DON TAPSCOTT’S BOOKS
Office Automation (1981)
Planning for Integrated Office Systems (1985)
Paradigm Shift: New Promise of Information Technology (co-authored with Art Castov) (1993)
Who Knows? (1997)
The Digital Economy: Promise and Peril in the Age of Networked Intelligence (1995)
Growing Up Digital (1997)
Blueprint to the Digital Economy (1999)
Creating Value in the Network Economy (1999)
Digital Capital: Harnessing the Power of Business Webs (co-authored with David Ticoll and Alex Lowy) (2000)
The Naked Corporation (co-authored with David Ticoll) (2003)
Wikinomics: How Mass Collaboration Changes Everything (co-authored with Anthony D. Williams) (2006)
Grown Up Digital: How the Net Generation is Changing Your World (2008)
Macrowikinomics: New Solutions for a Connected Planet (co-authored with Anthony D. Williams) (2010)
Radical Openness: Four Unexpected Principles for Success (co-authored with Anthony D. Williams) (2013)
The Digital Economy Anniversary Edition (2014)
Going digitally native
Tapscott believes that the new generation, the ‘digital natives’ are much more interactive, and as a result, naturally more collaborative than their baby boomer parents: ‘Rather than being flaccid recipients of mass consumer culture, the “Net Gen” spend time searching, reading, scrutinising, authenticating, collaborating and organising’, he says in The Digital Economy (Anniversary Edition).
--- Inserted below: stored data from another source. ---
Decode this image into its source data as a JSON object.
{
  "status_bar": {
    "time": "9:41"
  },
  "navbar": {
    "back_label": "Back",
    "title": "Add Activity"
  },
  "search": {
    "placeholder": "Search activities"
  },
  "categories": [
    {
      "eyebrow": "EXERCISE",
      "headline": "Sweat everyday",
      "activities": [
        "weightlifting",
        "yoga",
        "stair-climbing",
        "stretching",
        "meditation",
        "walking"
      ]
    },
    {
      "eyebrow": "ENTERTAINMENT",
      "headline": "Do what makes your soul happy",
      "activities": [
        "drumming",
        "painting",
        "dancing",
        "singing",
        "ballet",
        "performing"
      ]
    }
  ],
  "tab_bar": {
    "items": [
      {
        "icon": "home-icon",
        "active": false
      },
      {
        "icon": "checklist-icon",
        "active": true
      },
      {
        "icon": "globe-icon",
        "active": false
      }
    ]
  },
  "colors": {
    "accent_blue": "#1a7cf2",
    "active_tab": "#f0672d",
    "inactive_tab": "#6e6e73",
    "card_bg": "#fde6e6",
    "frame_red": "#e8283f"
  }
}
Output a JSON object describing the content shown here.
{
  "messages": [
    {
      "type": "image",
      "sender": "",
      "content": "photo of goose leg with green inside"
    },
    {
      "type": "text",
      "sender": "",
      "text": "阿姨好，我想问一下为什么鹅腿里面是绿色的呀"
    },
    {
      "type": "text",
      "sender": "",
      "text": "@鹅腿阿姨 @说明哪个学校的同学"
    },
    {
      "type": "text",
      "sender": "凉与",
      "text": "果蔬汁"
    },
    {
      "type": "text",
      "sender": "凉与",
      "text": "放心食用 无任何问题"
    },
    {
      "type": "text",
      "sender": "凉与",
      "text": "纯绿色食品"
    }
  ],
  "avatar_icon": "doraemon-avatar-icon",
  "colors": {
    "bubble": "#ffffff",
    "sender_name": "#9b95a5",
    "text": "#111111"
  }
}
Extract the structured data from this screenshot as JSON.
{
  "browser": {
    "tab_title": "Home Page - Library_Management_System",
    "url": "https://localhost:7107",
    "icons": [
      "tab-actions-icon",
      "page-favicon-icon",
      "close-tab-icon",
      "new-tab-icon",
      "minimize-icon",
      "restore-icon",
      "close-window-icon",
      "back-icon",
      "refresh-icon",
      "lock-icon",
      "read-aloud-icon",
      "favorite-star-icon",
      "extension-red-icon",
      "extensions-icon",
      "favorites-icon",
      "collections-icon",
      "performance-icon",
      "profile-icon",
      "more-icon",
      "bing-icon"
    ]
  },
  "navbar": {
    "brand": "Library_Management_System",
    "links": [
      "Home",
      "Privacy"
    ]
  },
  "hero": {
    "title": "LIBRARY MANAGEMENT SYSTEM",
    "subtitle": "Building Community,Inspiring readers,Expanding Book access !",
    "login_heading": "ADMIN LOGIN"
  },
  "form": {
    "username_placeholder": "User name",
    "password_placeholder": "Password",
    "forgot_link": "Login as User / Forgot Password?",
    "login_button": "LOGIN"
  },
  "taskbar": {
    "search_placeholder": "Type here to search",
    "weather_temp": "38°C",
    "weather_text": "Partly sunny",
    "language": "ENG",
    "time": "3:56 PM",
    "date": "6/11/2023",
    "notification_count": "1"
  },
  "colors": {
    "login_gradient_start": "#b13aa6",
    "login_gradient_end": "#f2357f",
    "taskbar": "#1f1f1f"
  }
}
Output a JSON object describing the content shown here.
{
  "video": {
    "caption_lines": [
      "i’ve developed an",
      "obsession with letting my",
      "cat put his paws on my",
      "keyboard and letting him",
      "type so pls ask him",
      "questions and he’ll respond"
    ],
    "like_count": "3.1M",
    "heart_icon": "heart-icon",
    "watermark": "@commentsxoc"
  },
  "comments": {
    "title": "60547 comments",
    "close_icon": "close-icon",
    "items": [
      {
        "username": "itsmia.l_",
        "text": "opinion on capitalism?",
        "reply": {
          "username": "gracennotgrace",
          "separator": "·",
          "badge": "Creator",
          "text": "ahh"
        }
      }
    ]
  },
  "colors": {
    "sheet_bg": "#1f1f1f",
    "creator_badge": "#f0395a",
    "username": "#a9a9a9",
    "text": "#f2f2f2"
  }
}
Ben Gross (although only in his early 30s) is sceptical about whether growing up around technology makes you better at using it, but has noticed that younger people ‘just have an assumption about the way that they’re going to interface with the world, and that a lot of that way will use technology and digital platforms, which wasn’t an assumption when I was a kid.’ Among the predominantly young user-base of Genius, this has translated into a relaxed approach to using the internet, which includes a naïve expectation that they can blithely use content such as images found on Google.
Faced with a new generation of thoroughly networked consumers, companies must ‘truly engage’ with their customer base, says Tapscott in The Digital Economy (Anniversary Edition). In-house counsel are not immune from his contention that ‘relationships are now assets’, as can be seen from the emphasis successful GCs place on internal networking and the development of legal services aligned with business needs, rather than the ivory tower provision of yore.
Use your imagination
In 1995’s The Digital Economy Tapscott observed that ‘in the innovation economy, human imagination is the main source of value,’ and this can certainly be extrapolated to apply to GCs when we observe the wealth of innovations that the best in-house departments are making to enhance their value add. As Geoff Wild says, ‘the good GCs are clearly demonstrating that they add far more value than the black letter law that they originally qualified in, and in fact, they take the lawyer badge off most of the time because it’s important that their organisations see them as something far more than simply the lawyer in the room.’ This will be of great importance in years to come, predicts Wild, in a world where universally available legal knowledge, systematisation, commoditisation, automation and intelligent analytics might make many of the (human) lawyer’s functions obsolete. In such a world, according to Wild, the in-house lawyer must be constantly ‘reinventing themselves and their profession, in order simply to keep up with the pace of change that’s going on in the technology sphere, and the changing demands and expectations of consumers in legal services.’